As far as results are concerned, we come out really high in various comparisons. I've always said that dialysis is an excellent operation to run privately, precisely because it's so clear what quality you're delivering. It's evident in every dialysis treatment, since you can follow up so many different values.

What do you think is the most motivating thing about working in dialysis care?
I've always really liked it, and I think it's been great fun. What I appreciate most of all is the contact with the patients. After all, they come to us three to five times a week, so you have really good contact with them. Dialysis is a life support treatment, and ultimately it's actually a matter of life and death. The patients have to have their treatment in order to survive. That makes the work feel really worthwhile. It's been a pleasure to go to work every single day, and I really feel at home in this world. Some people think that there is a load of technical stuff that has to be learned to operate the machines, but anyone can learn how to use a dialysis machine.

You've worked in dialysis care for 39 years. What are the biggest developments you've seen?
There have been lots of developments in my time, and the care has become much better. One huge step forward, in 1986, was erythropoietin (EPO), a drug that stimulates the production of red blood cells. If you suffer from kidney disease, you have difficulty producing red blood cells. Before EPO was launched, a lot of kidney patients needed blood transfusions, some as often as once every two or three weeks. Now they can have this drug as an injection instead, and they feel much better.
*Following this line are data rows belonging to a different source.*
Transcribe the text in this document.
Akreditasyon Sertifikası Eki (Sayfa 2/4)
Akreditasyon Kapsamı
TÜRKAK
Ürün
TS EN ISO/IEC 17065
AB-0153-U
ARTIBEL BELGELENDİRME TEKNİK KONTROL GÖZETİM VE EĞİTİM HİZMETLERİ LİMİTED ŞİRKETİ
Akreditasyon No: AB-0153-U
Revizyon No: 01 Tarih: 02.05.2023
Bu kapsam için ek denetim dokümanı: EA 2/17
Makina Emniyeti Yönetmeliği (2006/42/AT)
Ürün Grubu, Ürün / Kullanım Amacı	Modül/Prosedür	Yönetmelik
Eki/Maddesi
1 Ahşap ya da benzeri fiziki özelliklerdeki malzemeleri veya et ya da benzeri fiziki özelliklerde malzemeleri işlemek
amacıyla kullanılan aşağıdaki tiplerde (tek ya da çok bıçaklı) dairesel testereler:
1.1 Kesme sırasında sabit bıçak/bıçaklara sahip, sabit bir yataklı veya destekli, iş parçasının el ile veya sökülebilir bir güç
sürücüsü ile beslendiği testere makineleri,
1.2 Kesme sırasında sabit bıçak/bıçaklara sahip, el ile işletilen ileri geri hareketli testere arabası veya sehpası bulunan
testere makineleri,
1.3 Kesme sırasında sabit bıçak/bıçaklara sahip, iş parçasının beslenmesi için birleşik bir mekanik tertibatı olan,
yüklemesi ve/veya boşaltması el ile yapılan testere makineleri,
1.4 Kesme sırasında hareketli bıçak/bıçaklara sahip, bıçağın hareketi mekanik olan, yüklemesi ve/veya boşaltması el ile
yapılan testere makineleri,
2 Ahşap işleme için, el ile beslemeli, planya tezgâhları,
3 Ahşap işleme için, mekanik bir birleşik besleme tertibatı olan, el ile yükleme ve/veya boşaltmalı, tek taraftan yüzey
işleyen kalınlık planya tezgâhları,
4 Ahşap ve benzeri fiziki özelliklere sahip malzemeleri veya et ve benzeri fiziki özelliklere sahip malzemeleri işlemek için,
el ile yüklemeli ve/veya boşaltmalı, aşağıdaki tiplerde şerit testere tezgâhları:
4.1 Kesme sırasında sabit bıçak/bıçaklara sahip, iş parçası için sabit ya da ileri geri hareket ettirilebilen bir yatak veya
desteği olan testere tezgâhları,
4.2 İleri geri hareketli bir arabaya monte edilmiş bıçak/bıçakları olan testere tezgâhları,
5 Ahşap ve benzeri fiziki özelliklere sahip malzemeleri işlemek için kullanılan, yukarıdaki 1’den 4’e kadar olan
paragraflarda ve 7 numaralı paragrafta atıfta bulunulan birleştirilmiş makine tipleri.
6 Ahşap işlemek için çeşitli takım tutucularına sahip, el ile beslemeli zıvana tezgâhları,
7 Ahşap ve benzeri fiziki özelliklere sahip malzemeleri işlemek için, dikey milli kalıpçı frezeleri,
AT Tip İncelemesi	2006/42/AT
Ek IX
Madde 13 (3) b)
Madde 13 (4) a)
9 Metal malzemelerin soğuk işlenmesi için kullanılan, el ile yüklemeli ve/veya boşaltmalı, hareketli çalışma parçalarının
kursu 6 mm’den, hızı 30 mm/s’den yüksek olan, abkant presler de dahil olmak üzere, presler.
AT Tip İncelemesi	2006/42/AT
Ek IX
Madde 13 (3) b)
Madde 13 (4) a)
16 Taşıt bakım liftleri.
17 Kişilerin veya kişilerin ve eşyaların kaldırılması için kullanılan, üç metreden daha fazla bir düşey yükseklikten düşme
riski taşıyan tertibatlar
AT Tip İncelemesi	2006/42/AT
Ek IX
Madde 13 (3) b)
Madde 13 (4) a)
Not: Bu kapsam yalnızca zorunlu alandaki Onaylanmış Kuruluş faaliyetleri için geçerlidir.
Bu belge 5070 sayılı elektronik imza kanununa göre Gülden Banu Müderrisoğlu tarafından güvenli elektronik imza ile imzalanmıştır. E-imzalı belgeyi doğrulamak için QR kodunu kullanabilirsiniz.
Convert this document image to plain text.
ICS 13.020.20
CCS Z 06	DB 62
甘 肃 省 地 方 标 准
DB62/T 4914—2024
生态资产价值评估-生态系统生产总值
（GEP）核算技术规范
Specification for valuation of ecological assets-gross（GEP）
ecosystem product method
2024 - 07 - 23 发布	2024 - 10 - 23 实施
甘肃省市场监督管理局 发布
Another revolutionary success that also came in the 1980s was bicarbonate cartridges. Before they came along, the patients felt really awful, and often had sudden falls in blood pressure. This was because we were using acetate dialysis, which made the blood vessels dilate. The difference made by the introduction of bicarbonate cartridges was huge. You add the bicarbonate to the dialysis fluid.

Nowadays there are also new drugs that regulate phosphate levels. Dialysis patients have to take drugs that bind phosphate. These drugs used to contain aluminium, which was deposited in the brain and led to dementia. It's obviously a huge improvement that these side-effects have now been done away with.

Then there have been loads more improvements with better machines, more effective filters and so on. You can tailor the treatment in a totally different way than when I started.

Is there a development you'd like to see in the future?
There's a lot about the working environment that's better already. A lot of heavy lifting has disappeared with the production of better packaging. But one area where we've been talking and waiting for improvements for a long time is the working environment for the hands. It's a universal problem, and I wish the manufacturers could produce packaging and materials that are more ergonomic and don't cause so much wear and tear on the hands.

What are the strongest memories that will stay with you?
Those are the memories of times when there's a phone call and you find out that a patient has had a transplant. It might happen one morning that a patient on the transplantation list didn't turn up for their dialysis, and then, of course, you kept your fingers crossed for them. Later in the day, the patient themselves might ring from the transplant unit to say that they've received a new kidney. And the patient is obviously overjoyed. It's incredibly heart-warming when that happens. You've followed the patient for a really long time. Now they can say, for example, "I've just been to the loo. I've just had a pee!" And of course that's great. Some of them go through their whole lives without having a transplant. And for many of them it's a hard life. 

My strongest memories are also, of course, of all the great patients I've met over the years. We often have very close relationships with the patients, and it's like one big family here at the clinic. I think it's fantastic that so many patients accept their treatment and turn up every time with a positive, cheerful attitude in the midst of everything they're going through. That's really inspiring. It's with both joy and sorrow that I'm leaving this wonderful big family.